Deputy Assistant Secretary Philo Dibble, who heads the State Department’s Iran desk, said the monitor provides “another mechanism that will force the Iranian government to talk to the international community” about human rights. He noted what he called an important “new phenomena” in which Brazil and other leaders of the Non-Aligned Movement are beginning to join efforts to press Iran on human rights. “We will be looking at how to work with them and with others to advance this issue even further,” he said.
Some in Congress, however, are frustrated that the Obama Administration has not taken more unilateral steps to press Iran on the nuclear issue and on human rights abuses. The Senate Banking Committee recently threatened to block the nomination of the Treasury’s top official in charge of economic sanctions on Iran if the U.S. does not impose new sanctions on foreign banks. And Casey noted that he and others in the Senate had called for further U.S. sanctions on Iranian human rights violators. A new package of Iran sanctions being proposed in the House and Senate would weaken the President’s authority to decide how to impose certain sanctions.
Casey asked the officials how Congress could productively intervene with new sanctions legislation, to which Dibble responded, “we think we have the authority we require.” He acknowledged, “we’ll be happy to continue our conversation with the Senate and the House to see what more can be accomplished.”
The new sanctions package will likely include a measure introduced last week by Senator Mark Kirk that would organize Iran human rights efforts under a new U.S. Special Representative on Human Rights and Democracy in Iran. The official would be charged with encouraging foreign governments to sever diplomatic relations and impose economic sanctions on Iran. Green Movement leaders have warned that isolation policies have only made human rights and democracy efforts more difficult.

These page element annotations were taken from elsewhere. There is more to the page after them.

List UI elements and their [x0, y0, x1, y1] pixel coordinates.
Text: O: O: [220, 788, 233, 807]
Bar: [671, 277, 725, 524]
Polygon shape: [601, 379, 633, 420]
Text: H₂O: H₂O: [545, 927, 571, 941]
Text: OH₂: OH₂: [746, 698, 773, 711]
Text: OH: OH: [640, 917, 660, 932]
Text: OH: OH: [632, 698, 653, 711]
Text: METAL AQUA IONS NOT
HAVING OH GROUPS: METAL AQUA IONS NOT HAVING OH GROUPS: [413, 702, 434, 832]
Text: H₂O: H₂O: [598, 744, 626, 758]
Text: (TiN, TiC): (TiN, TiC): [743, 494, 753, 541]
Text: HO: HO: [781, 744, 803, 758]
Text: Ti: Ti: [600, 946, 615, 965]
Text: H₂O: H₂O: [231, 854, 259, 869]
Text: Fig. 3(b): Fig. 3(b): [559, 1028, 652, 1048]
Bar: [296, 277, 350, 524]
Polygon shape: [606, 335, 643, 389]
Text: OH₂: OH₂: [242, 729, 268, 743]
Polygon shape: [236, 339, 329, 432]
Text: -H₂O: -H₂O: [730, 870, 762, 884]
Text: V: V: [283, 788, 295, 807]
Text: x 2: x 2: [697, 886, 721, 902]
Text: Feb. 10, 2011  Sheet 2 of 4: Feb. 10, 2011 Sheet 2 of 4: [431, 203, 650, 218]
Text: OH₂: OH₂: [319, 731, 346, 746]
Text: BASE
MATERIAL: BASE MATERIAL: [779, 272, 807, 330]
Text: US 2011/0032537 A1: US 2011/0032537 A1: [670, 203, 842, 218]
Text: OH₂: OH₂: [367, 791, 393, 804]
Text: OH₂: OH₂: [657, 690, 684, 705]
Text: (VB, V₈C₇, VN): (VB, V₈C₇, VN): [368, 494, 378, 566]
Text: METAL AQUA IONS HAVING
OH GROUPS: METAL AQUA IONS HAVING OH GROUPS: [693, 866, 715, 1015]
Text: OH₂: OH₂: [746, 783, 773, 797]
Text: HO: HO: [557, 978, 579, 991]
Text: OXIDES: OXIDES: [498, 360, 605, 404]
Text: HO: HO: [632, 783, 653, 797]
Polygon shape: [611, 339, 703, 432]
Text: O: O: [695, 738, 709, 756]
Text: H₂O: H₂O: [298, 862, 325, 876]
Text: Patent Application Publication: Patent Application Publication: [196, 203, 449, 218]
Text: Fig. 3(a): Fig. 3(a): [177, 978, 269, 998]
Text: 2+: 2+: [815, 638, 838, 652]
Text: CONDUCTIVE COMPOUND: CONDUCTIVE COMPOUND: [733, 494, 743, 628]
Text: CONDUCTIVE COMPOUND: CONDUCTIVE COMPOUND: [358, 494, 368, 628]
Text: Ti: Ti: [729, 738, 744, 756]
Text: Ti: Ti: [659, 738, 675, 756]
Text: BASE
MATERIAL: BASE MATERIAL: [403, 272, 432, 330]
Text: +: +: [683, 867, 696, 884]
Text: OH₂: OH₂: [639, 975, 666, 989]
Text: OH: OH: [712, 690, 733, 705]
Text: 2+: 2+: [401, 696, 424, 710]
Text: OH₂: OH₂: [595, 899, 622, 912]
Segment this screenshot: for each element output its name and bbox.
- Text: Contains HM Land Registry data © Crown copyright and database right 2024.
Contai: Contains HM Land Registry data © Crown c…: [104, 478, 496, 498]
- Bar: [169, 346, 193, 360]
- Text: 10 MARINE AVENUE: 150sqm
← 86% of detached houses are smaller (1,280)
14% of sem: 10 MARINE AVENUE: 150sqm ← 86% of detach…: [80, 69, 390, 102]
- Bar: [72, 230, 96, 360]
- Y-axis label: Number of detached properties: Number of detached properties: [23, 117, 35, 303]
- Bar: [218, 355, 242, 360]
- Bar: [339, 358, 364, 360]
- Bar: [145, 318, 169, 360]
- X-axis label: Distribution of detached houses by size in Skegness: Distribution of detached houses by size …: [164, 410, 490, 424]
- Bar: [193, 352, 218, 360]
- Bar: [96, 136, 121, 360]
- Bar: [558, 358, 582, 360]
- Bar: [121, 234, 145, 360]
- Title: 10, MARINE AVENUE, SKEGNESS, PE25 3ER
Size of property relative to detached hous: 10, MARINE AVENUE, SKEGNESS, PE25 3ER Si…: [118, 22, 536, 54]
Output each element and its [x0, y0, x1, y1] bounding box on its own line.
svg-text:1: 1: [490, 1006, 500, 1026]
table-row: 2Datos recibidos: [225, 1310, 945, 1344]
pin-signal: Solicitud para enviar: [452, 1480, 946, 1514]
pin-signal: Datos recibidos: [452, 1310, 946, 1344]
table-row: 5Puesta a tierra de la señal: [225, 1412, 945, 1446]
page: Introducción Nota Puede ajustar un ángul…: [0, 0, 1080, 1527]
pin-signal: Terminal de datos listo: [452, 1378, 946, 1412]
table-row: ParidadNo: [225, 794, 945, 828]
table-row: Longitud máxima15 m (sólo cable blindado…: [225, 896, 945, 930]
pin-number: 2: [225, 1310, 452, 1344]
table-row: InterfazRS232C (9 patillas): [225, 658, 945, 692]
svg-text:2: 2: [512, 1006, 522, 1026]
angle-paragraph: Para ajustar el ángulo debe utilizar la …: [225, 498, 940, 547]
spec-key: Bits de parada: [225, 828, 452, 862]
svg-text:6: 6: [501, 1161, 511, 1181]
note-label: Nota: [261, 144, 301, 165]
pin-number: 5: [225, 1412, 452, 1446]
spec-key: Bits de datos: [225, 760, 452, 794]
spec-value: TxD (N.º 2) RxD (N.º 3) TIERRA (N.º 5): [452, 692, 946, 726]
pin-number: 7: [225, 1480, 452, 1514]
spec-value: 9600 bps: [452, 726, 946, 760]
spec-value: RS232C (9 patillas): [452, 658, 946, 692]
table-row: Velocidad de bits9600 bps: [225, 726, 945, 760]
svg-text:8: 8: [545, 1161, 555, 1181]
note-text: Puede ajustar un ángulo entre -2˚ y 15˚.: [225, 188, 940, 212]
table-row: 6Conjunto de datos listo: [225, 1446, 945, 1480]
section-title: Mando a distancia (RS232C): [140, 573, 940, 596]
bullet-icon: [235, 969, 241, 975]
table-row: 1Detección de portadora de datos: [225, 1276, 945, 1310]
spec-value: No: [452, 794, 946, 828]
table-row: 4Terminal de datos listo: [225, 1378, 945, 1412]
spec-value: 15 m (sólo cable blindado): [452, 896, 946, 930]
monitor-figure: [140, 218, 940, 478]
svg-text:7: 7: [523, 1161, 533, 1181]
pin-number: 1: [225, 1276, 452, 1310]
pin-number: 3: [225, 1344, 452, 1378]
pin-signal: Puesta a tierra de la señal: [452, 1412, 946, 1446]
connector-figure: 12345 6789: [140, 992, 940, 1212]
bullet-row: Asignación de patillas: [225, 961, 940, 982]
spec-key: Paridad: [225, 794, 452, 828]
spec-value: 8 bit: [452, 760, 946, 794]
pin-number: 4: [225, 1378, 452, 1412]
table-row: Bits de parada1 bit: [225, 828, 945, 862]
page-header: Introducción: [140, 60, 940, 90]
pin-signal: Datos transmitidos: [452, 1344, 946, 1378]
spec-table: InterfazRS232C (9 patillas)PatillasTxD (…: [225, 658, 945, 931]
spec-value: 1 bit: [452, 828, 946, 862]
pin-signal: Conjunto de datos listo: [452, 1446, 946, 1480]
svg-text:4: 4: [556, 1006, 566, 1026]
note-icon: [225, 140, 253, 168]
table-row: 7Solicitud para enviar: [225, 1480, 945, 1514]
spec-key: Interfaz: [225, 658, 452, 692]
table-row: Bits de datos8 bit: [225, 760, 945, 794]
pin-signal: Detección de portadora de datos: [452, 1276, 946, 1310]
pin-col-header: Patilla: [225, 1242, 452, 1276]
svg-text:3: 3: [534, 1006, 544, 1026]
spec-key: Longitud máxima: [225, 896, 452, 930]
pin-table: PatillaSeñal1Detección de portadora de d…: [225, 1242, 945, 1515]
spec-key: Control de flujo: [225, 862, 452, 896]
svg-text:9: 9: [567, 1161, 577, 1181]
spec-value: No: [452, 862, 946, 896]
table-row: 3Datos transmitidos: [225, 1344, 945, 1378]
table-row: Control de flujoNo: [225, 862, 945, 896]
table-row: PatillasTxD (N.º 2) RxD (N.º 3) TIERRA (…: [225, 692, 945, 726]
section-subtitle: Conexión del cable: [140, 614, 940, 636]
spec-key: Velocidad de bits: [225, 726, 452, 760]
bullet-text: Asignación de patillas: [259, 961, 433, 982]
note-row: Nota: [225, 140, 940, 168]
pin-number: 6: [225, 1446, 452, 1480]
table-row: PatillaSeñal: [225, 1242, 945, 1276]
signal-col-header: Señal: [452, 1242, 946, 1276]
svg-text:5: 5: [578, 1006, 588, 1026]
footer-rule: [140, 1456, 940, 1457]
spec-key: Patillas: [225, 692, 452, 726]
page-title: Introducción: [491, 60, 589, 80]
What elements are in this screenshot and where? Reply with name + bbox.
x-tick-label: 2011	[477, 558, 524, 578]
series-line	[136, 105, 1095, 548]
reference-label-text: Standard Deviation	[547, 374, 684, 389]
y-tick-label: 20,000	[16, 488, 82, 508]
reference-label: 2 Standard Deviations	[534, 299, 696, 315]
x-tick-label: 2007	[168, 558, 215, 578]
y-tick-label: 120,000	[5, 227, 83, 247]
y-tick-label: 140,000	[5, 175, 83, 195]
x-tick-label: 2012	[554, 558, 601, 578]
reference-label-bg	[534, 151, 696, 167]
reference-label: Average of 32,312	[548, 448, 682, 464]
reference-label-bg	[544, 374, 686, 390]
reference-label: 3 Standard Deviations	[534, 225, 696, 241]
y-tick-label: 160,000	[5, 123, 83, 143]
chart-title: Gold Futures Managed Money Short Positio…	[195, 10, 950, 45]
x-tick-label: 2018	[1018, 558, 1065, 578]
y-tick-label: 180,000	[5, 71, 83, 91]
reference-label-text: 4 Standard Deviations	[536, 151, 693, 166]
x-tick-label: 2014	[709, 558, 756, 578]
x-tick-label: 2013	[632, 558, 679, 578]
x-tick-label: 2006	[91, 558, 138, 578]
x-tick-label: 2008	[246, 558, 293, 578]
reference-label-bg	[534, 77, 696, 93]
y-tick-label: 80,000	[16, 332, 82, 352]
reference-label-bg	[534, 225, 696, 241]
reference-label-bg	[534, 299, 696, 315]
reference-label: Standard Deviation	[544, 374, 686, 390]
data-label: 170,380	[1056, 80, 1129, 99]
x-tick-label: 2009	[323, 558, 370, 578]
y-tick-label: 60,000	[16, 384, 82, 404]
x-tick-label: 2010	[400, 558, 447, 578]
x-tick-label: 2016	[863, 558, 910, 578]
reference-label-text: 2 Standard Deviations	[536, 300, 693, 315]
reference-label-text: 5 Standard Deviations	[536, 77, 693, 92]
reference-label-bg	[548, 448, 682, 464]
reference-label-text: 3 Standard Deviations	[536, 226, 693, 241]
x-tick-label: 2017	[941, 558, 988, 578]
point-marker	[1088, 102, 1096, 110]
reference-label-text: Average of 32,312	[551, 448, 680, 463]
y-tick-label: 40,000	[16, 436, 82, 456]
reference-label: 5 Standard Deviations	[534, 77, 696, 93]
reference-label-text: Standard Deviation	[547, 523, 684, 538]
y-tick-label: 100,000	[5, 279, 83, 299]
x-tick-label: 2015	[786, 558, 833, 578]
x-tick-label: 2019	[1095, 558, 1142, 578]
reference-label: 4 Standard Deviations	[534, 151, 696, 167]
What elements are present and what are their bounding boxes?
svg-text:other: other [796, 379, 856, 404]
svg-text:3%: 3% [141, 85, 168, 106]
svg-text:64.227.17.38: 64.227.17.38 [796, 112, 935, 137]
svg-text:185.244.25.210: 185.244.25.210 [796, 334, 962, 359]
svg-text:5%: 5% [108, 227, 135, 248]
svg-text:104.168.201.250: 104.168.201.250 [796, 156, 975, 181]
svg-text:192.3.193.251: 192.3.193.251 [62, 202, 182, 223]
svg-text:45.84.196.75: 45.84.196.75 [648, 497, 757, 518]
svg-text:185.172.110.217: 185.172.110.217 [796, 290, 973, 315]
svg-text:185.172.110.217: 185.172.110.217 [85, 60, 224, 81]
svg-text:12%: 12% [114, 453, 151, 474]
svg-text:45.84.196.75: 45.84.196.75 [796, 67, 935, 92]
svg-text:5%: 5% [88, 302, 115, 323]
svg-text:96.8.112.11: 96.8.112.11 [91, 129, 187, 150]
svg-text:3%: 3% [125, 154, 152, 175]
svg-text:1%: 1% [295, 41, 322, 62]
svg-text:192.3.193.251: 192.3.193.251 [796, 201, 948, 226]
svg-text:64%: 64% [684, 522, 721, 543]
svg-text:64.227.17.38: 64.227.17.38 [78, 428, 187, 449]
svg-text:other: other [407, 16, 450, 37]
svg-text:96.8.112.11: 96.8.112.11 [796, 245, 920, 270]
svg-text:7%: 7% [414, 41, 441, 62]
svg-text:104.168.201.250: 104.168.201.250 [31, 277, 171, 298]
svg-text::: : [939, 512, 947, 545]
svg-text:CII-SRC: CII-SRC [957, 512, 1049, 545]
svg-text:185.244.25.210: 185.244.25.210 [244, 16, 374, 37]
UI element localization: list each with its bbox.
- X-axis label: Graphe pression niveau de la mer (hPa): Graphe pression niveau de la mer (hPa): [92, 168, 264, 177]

Casey asked whether Iran human rights policy should be focused under a single office, saying, “unless there’s one person, or one office, that is charged with the overall responsibility, I think there will be some concerns that will continue.”
But Posner cautioned against consolidating the efforts into a new position. “The main messengers here are the President and the Secretary of State. There is no issue, in my portfolio on human rights, where the President and Secretary of State have been more outspoken more often. And I want to keep it that way,” he said. “If we send a signal that the most senior officials in our government are paying attention, as they are, I think that’s actually the most powerful message we can send.”
Also testifying at the hearing was a second panel that included Kambiz Hosseini, the co-host of the VOA Persian show Parazit, and Rudi Bakthiar of the International Campaign on Human Rights in Iran.
Bakhtiar urged for satellite Internet service to be provided in Iran to allow Iranians to circumvent government filtering. “As long as the Internet is carried through fiber optics, we have to find a way to counter that, because fiber optics will always allow a government to block it and always has the ability to be controlled by the government,” she said. “So the sooner we invest in wireless technology, the better.”
Hosseini said that one of his goals for Parazit is “trying to win the hearts and minds” of poorer Iranians, including basijis and plainclothes officers, who support Iran’s government out of economic necessity. “Morally, sometimes, they know that this is wrong, what they’re doing,” he said. “But they’re getting paid, they have to survive. And we’re trying to reach out to them.”